After small injuries, for example during gardening, bacteria can get into the wound and cause major inflammation. In some cases, the spread of the inflammation can only be prevented by amputation. This is especially the case with resistant germs.

An extreme example of an infection is the gas fire. Through wounds, especially bruises, with severe tissue damage, the environmental germs called Clostridium perfringens penetrate the skin. The bacteria eat their way through the tissue and destroy blood vessels.

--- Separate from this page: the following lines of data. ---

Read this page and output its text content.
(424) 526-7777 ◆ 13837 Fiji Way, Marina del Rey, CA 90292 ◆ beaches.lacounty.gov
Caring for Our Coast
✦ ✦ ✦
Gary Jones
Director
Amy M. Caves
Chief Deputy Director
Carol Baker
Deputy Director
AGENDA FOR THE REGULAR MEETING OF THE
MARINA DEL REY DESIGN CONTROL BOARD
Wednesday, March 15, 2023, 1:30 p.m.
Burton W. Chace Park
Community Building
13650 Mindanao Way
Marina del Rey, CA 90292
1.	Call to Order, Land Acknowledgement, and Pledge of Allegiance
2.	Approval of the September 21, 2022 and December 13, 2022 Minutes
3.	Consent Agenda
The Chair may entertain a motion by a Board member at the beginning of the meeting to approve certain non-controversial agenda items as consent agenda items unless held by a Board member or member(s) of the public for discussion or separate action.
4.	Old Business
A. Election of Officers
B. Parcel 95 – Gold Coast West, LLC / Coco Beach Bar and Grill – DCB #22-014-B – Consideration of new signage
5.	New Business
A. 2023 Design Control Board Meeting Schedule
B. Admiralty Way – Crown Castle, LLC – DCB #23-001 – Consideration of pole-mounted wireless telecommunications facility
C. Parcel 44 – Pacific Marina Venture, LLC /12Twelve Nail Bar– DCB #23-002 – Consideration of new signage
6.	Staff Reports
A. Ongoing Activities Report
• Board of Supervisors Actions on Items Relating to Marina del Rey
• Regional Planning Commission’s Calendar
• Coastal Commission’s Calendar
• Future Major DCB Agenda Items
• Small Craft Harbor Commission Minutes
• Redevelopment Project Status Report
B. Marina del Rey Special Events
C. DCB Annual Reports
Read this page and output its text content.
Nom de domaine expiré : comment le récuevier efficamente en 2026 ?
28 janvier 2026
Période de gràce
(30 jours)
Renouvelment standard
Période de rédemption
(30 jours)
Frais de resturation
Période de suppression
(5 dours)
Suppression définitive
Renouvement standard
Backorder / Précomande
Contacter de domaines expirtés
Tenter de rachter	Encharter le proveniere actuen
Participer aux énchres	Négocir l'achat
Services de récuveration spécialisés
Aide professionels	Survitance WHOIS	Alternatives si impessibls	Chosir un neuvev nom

A life-threatening spread of the germ can only be prevented by a large-scale amputation. Even germs that affect the whole body can make amputations necessary due to the formation of thrombi. The larger and dirtier a wound is, the more likely it is to be contaminated with dangerous bacteria.

Especially after serious accidents, animal bites and burns, the risk of infection is increased. There are many pathogens in cat saliva, which can lead to severe inflammation and infection even in small bite wounds and thus make amputation necessary. For these reasons, even small wounds should be checked by your family doctor.

In this case, the tetanus vaccination protection must also be considered. An amputation is always the last resort and is only used if the life of the person concerned is in danger. Normally, bites from insects, such as mosquitoes or wasps, do not lead to major infections.

In some cases, however, an allergy can lead to more serious consequences than the normal wheal. If the bacterium Streptococcus pyogenes is transmitted during the bite, it can lead to a so-called necrotising fasciitis. This means that the sheath of the muscles becomes inflamed and dies off.

The blood vessels are compressed by the swelling and amputation may be necessary. However, this severe course is very rare.